Mark, another question.
Do you have a recommended number of options you
should hold at any one time? I'm finding this will take some work to do
it right, and holding too many at once might get out of hand. Thus I
was wondering if your experience would suggest a recommended number of
different options to be holding and working on at any one time? A
recent stock seminar I took recommended to invest in 6-10 stocks at any
one time, not sure how that translated into # of options at any one
Thanks for your time!
Trading stocks takes less time than trading options (unless you are a day trader). By that I mean you won't be making decisions every day or every week. You buy the stock for a reason, do your research on a continuous basis, and eventually dump the loser or take your profits on the winners. But less time is involved than with option positions.

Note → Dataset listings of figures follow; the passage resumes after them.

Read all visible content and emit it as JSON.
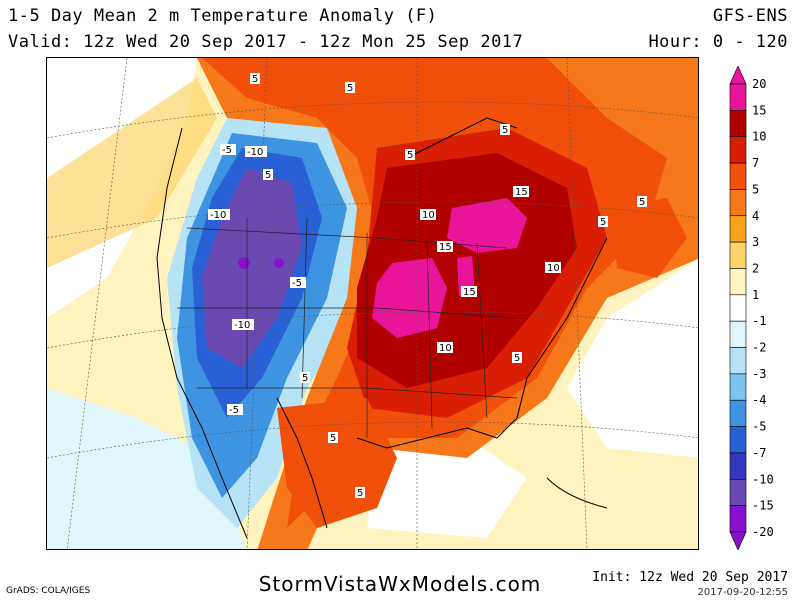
{
  "header": {
    "title": "1-5 Day Mean 2 m Temperature Anomaly (F)",
    "valid": "Valid: 12z Wed 20 Sep 2017 - 12z Mon 25 Sep 2017",
    "model": "GFS-ENS",
    "hour": "Hour: 0 - 120"
  },
  "legend": {
    "levels": [
      {
        "label": "20",
        "color": "#e8159b"
      },
      {
        "label": "15",
        "color": "#e8159b"
      },
      {
        "label": "10",
        "color": "#b00000"
      },
      {
        "label": "7",
        "color": "#d81e05"
      },
      {
        "label": "5",
        "color": "#f0500a"
      },
      {
        "label": "4",
        "color": "#f6781a"
      },
      {
        "label": "3",
        "color": "#f9a41e"
      },
      {
        "label": "2",
        "color": "#fdd36a"
      },
      {
        "label": "1",
        "color": "#fff3bf"
      },
      {
        "label": "-1",
        "color": "#ffffff"
      },
      {
        "label": "-2",
        "color": "#e1f6fb"
      },
      {
        "label": "-3",
        "color": "#b6e3f6"
      },
      {
        "label": "-4",
        "color": "#7fc4ee"
      },
      {
        "label": "-5",
        "color": "#3f94e2"
      },
      {
        "label": "-7",
        "color": "#2a60d6"
      },
      {
        "label": "-10",
        "color": "#3436c0"
      },
      {
        "label": "-15",
        "color": "#6a4ab0"
      },
      {
        "label": "-20",
        "color": "#8a10d0"
      }
    ]
  },
  "map_labels": [
    "5",
    "5",
    "5",
    "5",
    "5",
    "5",
    "-5",
    "-10",
    "-10",
    "-10",
    "10",
    "15",
    "15",
    "15",
    "10",
    "-5",
    "-5",
    "10",
    "5",
    "5",
    "5",
    "5",
    "5"
  ],
  "footer": {
    "software": "GrADS: COLA/IGES",
    "website": "StormVistaWxModels.com",
    "init": "Init: 12z Wed 20 Sep 2017",
    "stamp": "2017-09-20-12:55"
  }
}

Why? Option positions have risk that can be quantified and controlled. That's advantageous, but it also requires you to take the time to think about those risks. Most of the time, they will be within your comfort zone and there's nothing about which to be concerned. Look at the Greeks (supplied by your broker – or at least, they should be) and consider if risk is in line or not. this takes more time than a stock position.

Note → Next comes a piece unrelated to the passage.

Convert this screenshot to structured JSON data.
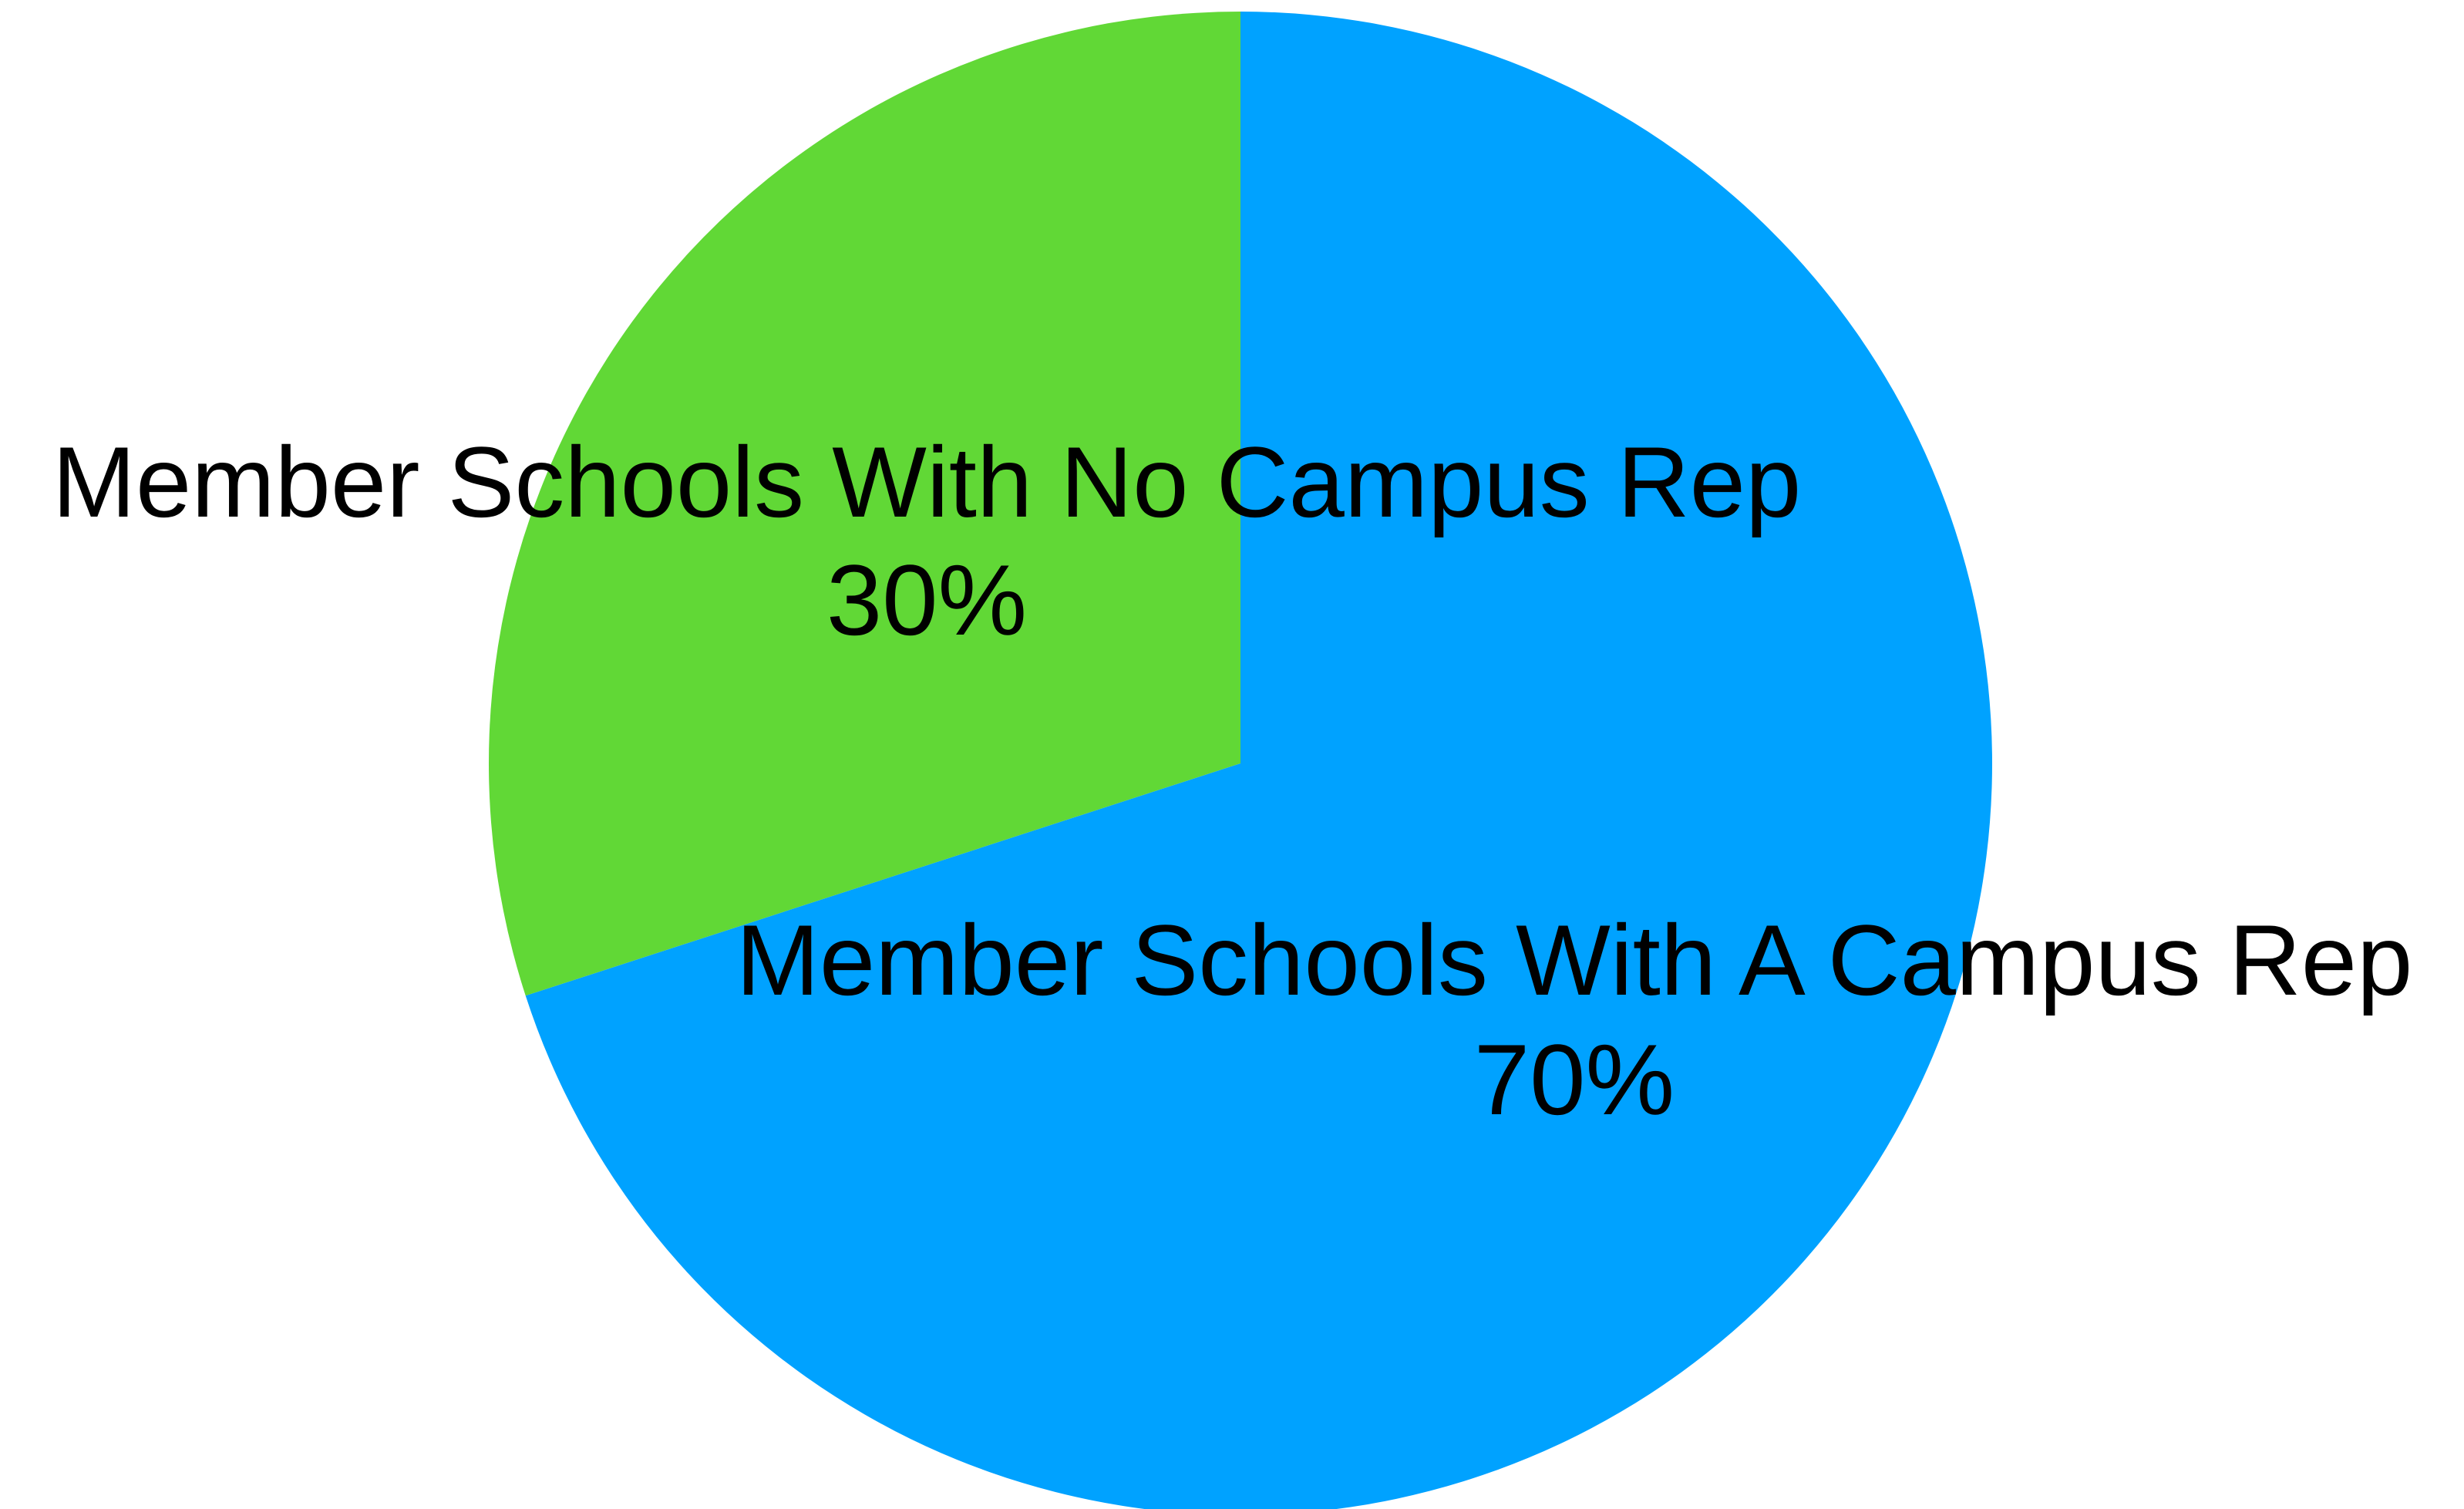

Options are also time sensitive. The positions only are alive for a relatively short period of time, and you must make decisions on buying more, closing, or most commonly – holding. You do that on a regular basis.
I suggest you begin with no more than three different positions – especially if you are talking about positions on three different underlying assets. And two is plenty for many rookies. If you are concerned about being under-diversified, I can understand that. Your choice becomes: a) trade more positions than you can comfortably handle (bad idea); b) use index options (or ETF options) to diversify.

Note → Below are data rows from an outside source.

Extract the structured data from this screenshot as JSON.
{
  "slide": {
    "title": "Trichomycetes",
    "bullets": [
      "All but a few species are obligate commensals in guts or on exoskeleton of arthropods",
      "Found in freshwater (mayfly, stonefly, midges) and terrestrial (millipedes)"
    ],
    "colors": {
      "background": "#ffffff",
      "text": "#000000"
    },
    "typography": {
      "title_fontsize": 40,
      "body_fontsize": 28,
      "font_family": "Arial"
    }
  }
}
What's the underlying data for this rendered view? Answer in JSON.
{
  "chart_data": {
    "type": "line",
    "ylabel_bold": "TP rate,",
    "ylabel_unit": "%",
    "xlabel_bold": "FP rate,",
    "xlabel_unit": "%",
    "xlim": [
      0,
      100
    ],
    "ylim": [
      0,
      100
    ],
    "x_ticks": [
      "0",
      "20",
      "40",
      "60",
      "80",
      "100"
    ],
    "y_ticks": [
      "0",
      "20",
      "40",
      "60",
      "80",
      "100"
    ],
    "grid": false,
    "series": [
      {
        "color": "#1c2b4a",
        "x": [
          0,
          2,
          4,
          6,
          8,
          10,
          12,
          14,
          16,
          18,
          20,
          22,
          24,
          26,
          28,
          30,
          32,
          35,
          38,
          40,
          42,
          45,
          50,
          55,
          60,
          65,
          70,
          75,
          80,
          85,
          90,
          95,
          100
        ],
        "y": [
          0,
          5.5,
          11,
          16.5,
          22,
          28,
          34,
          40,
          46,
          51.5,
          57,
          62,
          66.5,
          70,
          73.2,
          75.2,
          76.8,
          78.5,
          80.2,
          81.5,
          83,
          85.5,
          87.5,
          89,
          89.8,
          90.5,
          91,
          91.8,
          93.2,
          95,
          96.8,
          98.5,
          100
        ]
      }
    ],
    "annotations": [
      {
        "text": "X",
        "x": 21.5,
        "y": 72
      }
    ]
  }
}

Here's why I believe in limiting the number of positions: If your positions can lose money on a big market move (iron condor, credit spreads, covered calls etc), then such a move will require you to take action on each position. Each takes time and you will feel rushed to make decisions. You could easily be losing money on other positions as you decide what to do to adjust one position. That's unwanted pressure. Minimize that by trading fewer underlying assets. (I trade only one underlying, RUT). Risk management is essential to long-term success, so don't deny yourself the time to do it correctly.
But if you buy options (a tough way to make money), then there is no pressure to act in a hurry when the market moves. You may even have good profits to lock in. If that is your strategy then you can easily handle more than the three I mentioned above.
How harried, or comfortable, you feel will tell you the right answer. But, build slowly so you don't go past your ability to handle the portfolio in a crisis.